Coffee futures in New York advanced the most in three weeks as unusually wet weather threatened crops in Colombia, the second-largest grower of arabica beans.
A La Nina weather pattern will continue to bring above- average rain to Colombia into next year, the government’s meteorological agency said. Storms in recent weeks caused flooding and mudslides, damaging the nation’s coffee crop, the agency said yesterday.
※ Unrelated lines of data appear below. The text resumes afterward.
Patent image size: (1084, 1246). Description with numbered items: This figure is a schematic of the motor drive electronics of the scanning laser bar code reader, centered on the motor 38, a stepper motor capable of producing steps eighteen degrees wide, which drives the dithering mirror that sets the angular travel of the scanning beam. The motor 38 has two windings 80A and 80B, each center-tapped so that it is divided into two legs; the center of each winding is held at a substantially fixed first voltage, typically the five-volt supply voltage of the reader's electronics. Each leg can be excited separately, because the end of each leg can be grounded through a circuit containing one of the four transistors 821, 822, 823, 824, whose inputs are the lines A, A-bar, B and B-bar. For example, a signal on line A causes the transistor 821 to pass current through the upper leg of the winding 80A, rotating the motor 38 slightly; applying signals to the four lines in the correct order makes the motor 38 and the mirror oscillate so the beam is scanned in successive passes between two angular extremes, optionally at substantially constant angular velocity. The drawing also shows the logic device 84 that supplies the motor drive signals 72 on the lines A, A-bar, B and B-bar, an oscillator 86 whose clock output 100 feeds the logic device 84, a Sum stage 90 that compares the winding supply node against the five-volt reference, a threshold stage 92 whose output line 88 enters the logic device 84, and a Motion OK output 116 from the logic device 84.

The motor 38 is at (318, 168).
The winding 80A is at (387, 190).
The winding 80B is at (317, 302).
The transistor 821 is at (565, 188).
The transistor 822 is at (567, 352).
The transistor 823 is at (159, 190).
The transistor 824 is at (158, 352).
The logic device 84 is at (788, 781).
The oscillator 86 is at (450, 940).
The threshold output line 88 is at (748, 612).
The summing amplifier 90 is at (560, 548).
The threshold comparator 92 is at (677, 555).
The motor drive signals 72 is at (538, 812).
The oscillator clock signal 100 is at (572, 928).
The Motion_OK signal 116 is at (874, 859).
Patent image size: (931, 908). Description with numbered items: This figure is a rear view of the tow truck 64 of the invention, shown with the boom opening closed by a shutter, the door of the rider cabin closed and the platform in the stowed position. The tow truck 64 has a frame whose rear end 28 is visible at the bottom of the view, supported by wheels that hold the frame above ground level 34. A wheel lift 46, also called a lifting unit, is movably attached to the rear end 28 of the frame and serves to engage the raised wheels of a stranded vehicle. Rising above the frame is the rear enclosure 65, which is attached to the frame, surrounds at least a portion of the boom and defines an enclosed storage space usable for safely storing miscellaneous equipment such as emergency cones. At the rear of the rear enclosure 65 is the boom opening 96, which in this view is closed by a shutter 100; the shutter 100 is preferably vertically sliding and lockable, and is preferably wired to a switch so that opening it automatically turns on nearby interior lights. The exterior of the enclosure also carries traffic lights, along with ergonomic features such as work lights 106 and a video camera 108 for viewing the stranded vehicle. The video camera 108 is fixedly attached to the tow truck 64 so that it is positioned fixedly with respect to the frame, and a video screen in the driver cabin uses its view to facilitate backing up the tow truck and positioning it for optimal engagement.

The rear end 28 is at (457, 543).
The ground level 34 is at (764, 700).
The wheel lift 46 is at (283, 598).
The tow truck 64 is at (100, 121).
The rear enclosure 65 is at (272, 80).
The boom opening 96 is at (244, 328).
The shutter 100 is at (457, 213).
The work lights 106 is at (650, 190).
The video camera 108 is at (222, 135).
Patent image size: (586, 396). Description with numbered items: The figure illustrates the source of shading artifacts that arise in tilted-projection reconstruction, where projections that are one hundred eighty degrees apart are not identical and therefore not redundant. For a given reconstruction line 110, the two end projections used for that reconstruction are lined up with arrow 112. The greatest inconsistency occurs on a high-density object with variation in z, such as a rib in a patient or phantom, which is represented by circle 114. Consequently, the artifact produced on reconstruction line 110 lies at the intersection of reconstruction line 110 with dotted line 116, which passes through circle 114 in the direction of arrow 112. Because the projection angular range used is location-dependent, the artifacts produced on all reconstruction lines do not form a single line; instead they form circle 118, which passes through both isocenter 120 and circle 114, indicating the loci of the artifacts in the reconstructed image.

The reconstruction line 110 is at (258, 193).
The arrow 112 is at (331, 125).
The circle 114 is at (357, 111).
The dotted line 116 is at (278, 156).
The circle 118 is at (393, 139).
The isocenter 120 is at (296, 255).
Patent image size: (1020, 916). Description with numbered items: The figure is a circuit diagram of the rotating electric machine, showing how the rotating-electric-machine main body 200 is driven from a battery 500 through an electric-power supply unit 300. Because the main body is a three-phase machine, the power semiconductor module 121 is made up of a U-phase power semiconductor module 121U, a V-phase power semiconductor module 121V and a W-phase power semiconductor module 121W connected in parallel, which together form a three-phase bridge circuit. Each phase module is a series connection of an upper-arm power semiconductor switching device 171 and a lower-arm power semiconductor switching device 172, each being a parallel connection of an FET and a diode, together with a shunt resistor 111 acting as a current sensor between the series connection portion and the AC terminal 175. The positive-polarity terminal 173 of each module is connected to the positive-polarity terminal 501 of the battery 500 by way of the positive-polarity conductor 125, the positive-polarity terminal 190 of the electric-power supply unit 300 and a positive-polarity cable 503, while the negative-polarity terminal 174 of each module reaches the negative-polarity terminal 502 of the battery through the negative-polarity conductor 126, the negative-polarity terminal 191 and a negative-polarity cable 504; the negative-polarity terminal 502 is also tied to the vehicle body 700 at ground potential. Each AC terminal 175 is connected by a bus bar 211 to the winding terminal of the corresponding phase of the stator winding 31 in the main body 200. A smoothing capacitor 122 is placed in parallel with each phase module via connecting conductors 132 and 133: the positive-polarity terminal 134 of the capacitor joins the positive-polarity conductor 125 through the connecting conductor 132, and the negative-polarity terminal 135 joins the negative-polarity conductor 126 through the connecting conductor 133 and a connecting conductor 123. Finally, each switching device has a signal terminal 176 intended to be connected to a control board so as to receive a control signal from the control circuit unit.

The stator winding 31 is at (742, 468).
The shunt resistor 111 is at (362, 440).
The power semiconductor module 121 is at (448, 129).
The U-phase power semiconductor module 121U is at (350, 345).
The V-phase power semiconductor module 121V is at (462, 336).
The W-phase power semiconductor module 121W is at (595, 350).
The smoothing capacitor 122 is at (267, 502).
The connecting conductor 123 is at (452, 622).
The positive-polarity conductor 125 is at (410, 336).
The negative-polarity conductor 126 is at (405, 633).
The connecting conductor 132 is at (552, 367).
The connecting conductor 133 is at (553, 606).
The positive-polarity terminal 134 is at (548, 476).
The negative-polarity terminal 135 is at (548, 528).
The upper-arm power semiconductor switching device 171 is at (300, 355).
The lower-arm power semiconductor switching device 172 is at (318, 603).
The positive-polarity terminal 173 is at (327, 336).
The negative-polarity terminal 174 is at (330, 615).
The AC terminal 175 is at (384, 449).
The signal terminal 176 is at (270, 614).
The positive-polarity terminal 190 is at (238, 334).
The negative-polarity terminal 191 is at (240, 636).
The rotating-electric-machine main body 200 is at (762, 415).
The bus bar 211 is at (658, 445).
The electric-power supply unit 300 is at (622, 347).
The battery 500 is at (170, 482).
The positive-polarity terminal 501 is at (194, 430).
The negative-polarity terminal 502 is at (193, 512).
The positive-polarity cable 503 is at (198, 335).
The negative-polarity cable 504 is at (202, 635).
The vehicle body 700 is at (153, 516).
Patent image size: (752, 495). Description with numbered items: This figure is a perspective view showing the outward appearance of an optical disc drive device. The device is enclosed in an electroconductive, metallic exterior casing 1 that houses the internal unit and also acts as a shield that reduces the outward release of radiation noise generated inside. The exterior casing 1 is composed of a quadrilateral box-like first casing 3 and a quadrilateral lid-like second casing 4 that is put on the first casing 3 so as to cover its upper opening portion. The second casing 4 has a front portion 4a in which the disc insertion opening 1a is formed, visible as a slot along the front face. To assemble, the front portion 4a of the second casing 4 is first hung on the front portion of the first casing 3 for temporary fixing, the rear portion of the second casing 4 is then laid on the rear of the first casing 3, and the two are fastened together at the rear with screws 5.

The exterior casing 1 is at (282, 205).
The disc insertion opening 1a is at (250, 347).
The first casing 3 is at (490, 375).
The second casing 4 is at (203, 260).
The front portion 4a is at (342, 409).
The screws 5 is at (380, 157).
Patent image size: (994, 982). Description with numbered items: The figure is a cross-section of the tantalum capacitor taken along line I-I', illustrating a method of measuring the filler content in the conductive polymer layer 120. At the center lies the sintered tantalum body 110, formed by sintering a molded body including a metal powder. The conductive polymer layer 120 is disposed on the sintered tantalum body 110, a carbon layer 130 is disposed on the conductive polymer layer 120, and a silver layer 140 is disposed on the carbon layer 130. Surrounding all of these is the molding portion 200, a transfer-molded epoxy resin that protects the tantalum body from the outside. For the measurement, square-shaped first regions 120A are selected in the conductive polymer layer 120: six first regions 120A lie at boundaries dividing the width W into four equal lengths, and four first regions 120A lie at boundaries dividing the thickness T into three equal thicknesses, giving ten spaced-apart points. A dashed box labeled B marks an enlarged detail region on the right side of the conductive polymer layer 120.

Futures in New York have jumped 54 percent this year, heading for the biggest gain since 2004.
“The primary concern right now is dealing with Colombia’s harvest,” said Mu Li, a commodity analyst at CPM Group in New York. “Coffee prices are definitely going to stay elevated until the end of this year and the first two quarters of next year.”
Arabica coffee for March delivery rose 5.05 cents, or 2.5 percent, to settle at $2.096 a pound at 2 p.m. on ICE Futures U.S. in New York, the biggest gain since Nov. 18. Prices are up 2.3 percent this week.
A shortage of high-quality arabica coffee has led to “precariousness of the supply/demand balance,” the International Coffee Organization said in a report today.
Prices may rise to as high as $2.40 a pound this year on supply concerns in Colombia, where output may fall “slightly,” Luis Genaro Munoz, the chief executive officer of Colombia’s National Federation of Coffee Growers, said in a speech yesterday in New York.
In London, robusta-coffee futures added $4, or 0.2 percent, to $1,908 a metric ton on NYSE Liffe.